Three key developments
Three publications in recent weeks show the breakneck pace at which AI advances. Here's a selection of three developments that are very noteworthy.
Everybody talks about the misinformation tsunami, but quite frankly, I am struggling to not drown in information! AI is developing at incredible speed that makes it hard to keep up.

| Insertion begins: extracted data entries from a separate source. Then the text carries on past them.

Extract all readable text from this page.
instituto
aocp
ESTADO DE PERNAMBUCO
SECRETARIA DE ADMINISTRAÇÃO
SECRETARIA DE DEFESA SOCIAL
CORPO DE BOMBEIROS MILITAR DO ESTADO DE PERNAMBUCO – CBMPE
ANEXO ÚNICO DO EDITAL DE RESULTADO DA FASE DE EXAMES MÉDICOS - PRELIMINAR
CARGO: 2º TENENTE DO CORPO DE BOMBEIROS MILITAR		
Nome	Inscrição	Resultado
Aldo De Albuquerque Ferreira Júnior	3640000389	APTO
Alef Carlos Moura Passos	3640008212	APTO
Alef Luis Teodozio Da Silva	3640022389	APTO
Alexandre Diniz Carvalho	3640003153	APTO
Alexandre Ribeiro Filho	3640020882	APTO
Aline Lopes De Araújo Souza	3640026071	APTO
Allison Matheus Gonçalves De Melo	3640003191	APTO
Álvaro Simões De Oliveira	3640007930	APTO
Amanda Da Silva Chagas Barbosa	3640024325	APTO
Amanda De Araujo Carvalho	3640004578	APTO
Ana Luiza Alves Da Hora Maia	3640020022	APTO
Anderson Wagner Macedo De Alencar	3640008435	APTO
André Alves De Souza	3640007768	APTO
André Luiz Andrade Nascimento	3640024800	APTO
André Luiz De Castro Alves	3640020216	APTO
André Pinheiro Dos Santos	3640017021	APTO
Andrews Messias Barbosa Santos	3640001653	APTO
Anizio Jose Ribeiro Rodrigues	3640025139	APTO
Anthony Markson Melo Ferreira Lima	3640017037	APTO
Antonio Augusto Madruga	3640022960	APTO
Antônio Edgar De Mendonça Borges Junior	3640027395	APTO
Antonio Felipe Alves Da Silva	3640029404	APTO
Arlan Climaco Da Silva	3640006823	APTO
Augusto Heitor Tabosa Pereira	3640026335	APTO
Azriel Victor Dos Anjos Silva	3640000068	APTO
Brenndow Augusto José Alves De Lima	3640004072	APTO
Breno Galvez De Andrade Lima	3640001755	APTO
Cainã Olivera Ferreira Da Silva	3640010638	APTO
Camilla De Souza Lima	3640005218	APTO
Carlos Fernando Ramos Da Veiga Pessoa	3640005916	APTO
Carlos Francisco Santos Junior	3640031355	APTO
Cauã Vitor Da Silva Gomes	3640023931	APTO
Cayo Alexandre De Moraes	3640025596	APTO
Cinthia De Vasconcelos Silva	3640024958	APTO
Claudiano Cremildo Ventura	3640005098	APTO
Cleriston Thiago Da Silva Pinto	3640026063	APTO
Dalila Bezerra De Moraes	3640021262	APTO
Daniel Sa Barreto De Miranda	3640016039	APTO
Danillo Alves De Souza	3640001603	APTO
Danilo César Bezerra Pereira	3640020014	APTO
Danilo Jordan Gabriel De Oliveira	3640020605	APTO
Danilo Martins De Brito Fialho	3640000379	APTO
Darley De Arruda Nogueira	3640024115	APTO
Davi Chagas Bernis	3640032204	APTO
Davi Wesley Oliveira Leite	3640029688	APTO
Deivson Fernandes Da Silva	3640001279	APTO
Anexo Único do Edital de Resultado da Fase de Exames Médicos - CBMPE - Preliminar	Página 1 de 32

To fight information overload, you need curation. In that spirit, here’s a selection of three developments that I think you should be aware of.
MedPaLM 2: Medical LLM
What happened: On May 16, 2023, Google Research and DeepMind published a preprint entitled Towards Expert-Level Medical Question Answering with Large Language Models. The paper assessed a new model, Med-PaLM 2, demonstrating significant progress in medical question answering. Med-PaLM2 scored up to 86.5% on MedQA, a medical benchmarking dataset that contains medical questions designed to mimic the US Medical Licensing Exam (USMLE).
Perhaps most notably, in a detailed human evaluation, doctors favored Med-PaLM 2's responses to 1066 medical questions over those given by other doctors on eight out of nine criteria related to clinical usefulness.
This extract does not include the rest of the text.